Vida interrompida, mas um legado que continua. A começar pelo título de eterna Musa da Cooperifa, apelido dado com carinho pelo amigo Sérgio Vaz, escritor, poeta e fundador do coletivo e sarau da zona sul de São Paulo.
“Título que levo com muito orgulho. Acredito que mais pelo fato de apresentar o sarau, de estar sempre a frente desde o começo”, disse em entrevista ao especial Poesia Delas, do Nós Mulheres das Periferias, em novembro de 2021.
Rose Dorea deixa legado de luta pela cultura periférica cooperifa.oficial
Seu amigo e companheiro de poesia, Sérgio Vaz, confirma. “Era uma das poucas mulheres da época que estava à frente de projetos culturais na periferia. Ela falava: ‘sou uma mulher negra, gorda e periférica. Somos um projeto cultural importante!’ Ela tinha esse orgulho, ela simbolizava essa luta”.
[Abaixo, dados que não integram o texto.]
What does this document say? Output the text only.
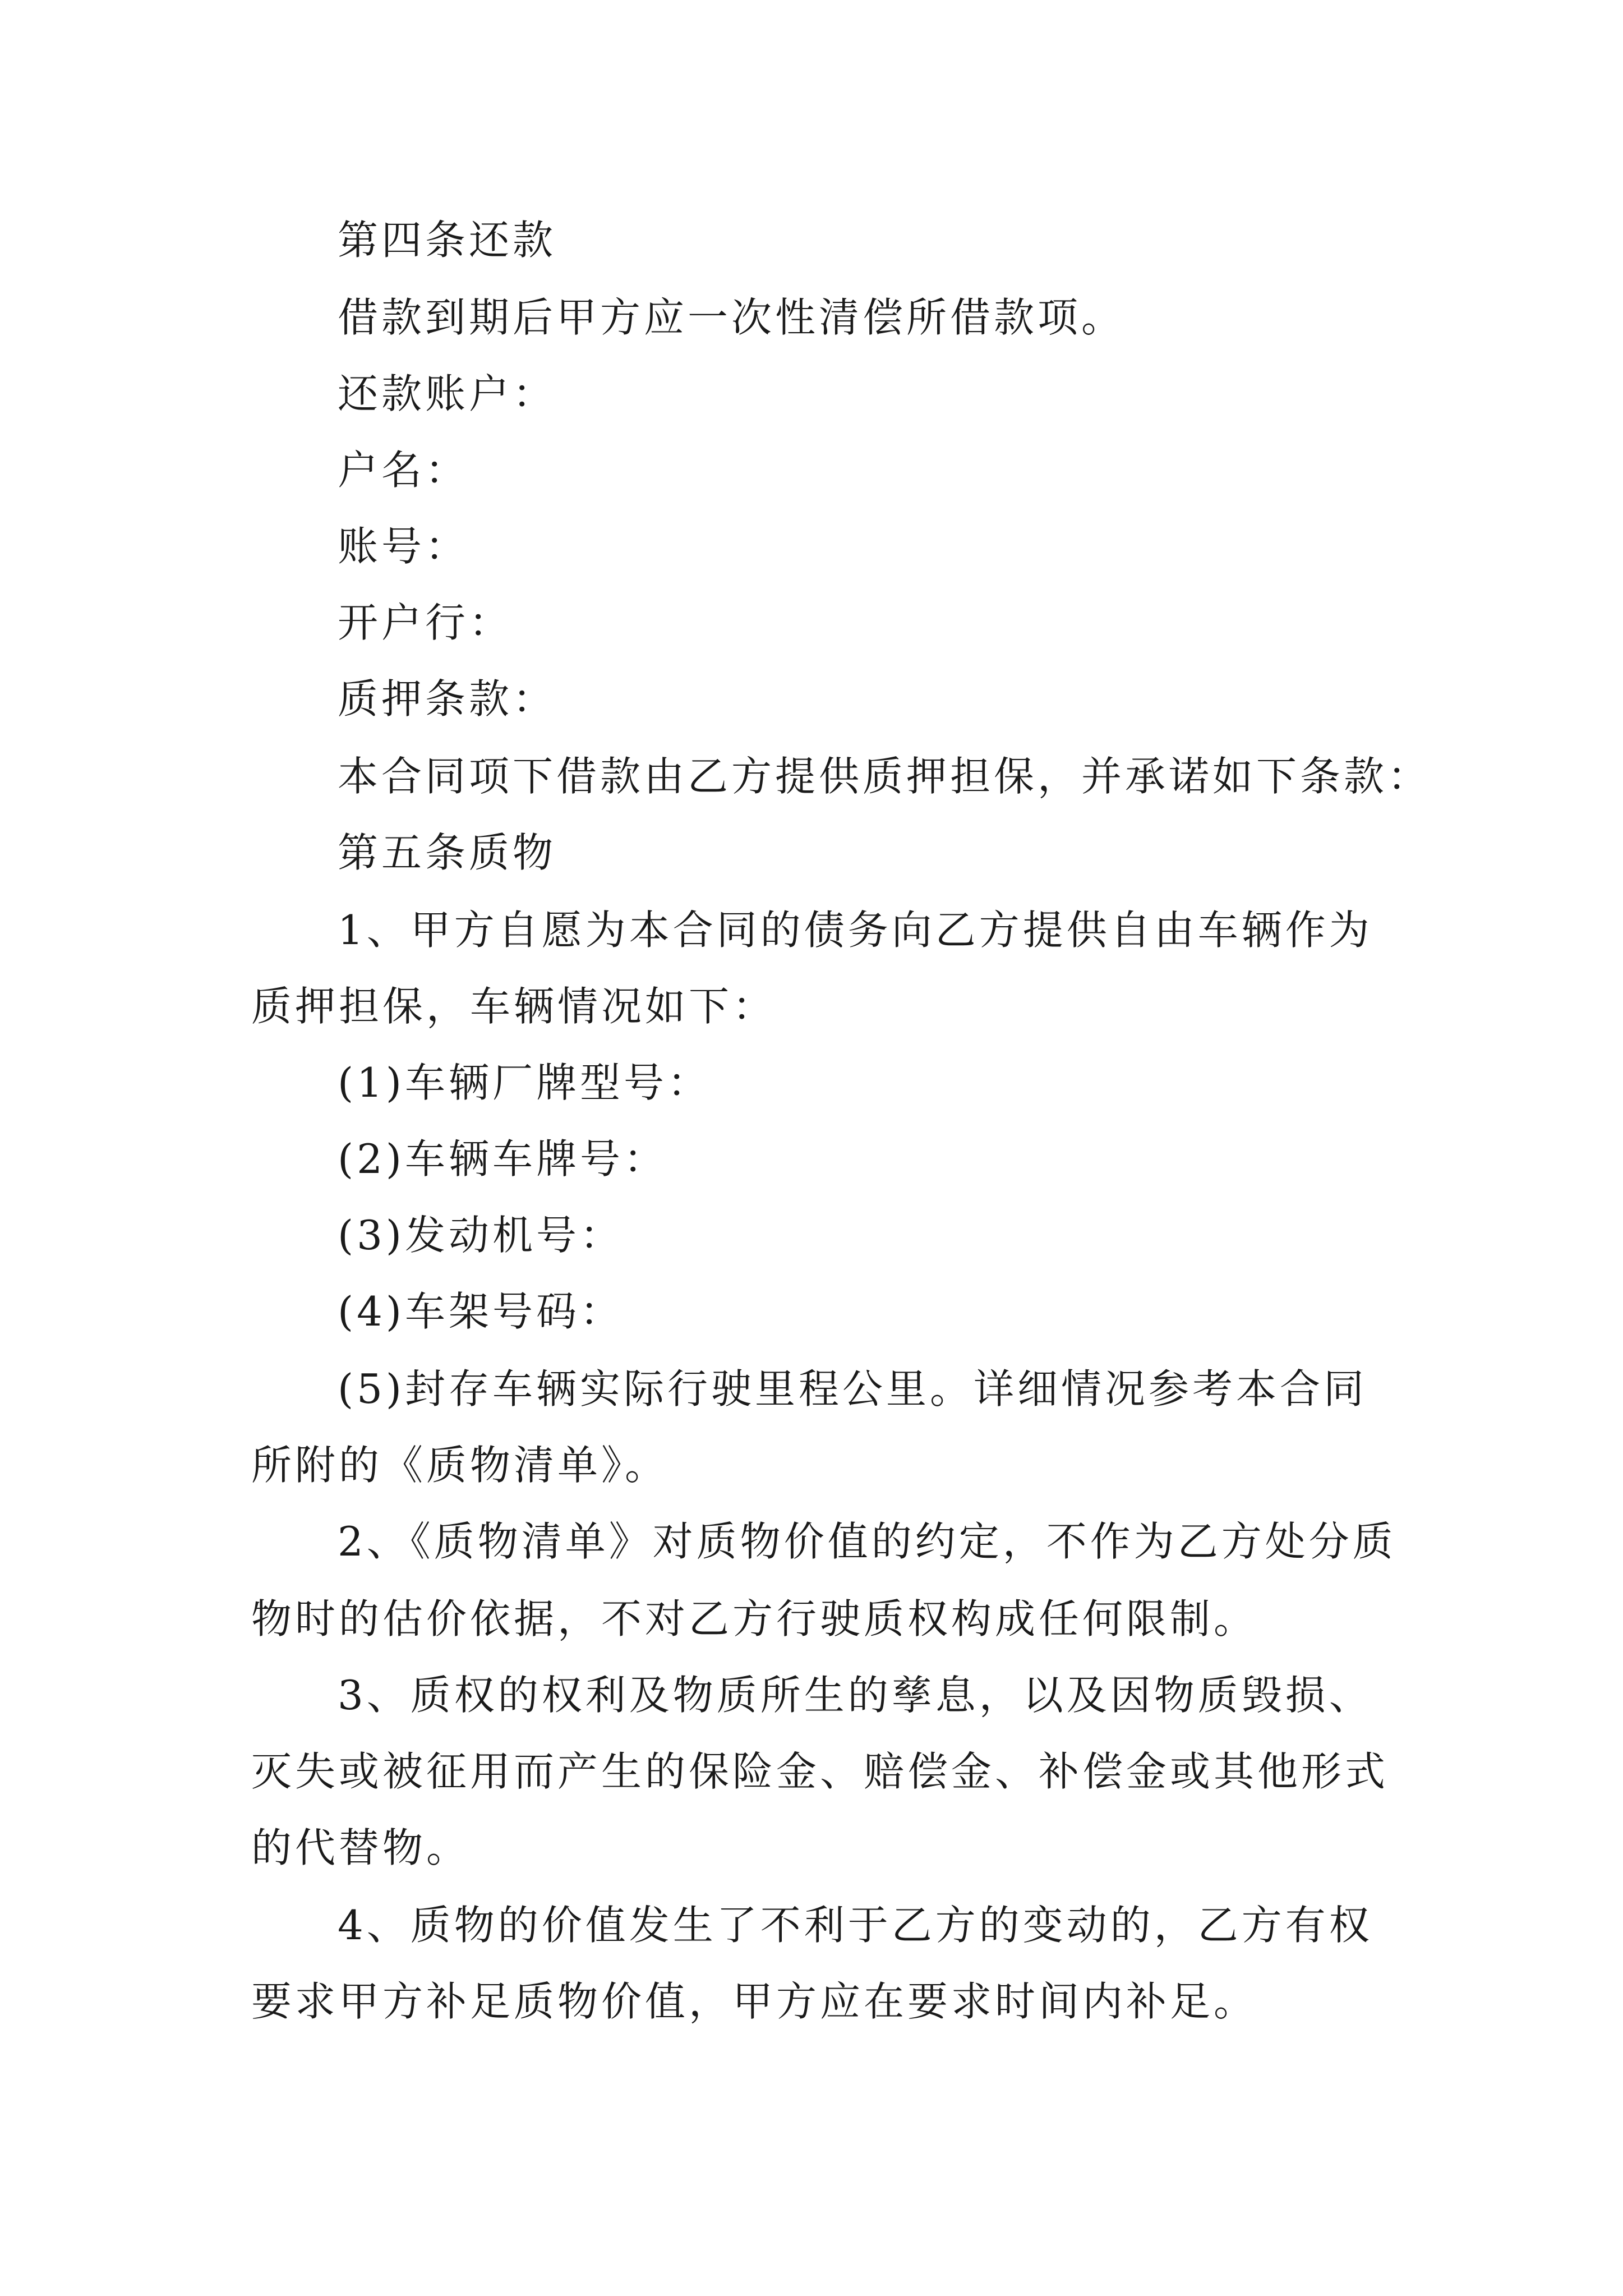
第四条还款
借款到期后甲方应一次性清偿所借款项。
还款账户：
户名：
账号：
开户行：
质押条款：
本合同项下借款由乙方提供质押担保，并承诺如下条款：
第五条质物
1、甲方自愿为本合同的债务向乙方提供自由车辆作为
质押担保，车辆情况如下：
(1)车辆厂牌型号：
(2)车辆车牌号：
(3)发动机号：
(4)车架号码：
(5)封存车辆实际行驶里程公里。详细情况参考本合同
所附的《质物清单》。
2、《质物清单》对质物价值的约定，不作为乙方处分质
物时的估价依据，不对乙方行驶质权构成任何限制。
3、质权的权利及物质所生的孳息，以及因物质毁损、
灭失或被征用而产生的保险金、赔偿金、补偿金或其他形式
的代替物。
4、质物的价值发生了不利于乙方的变动的，乙方有权
要求甲方补足质物价值，甲方应在要求时间内补足。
Rose escrevia poesias e recitava muitas de seus autores preferidos com amor e emoção – sobretudo as de Sérgio. Uma das que mais gostava, segundo o próprio escritor, era “Novos Dias”, porque traduzia os desafios constantes dos moradores das periferias, como nos versos:
“Não confunda briga com luta
Briga tem hora pra acabar
E luta é para uma vida inteira”
E até para depois dela, como reflete Sérgio Vaz. “[Com a perda da Rose] acho que a gente vai ter que lutar mais do que já lutava. Perdemos uma general, uma capitã, ainda mais para enfrentar este país injusto e racista”.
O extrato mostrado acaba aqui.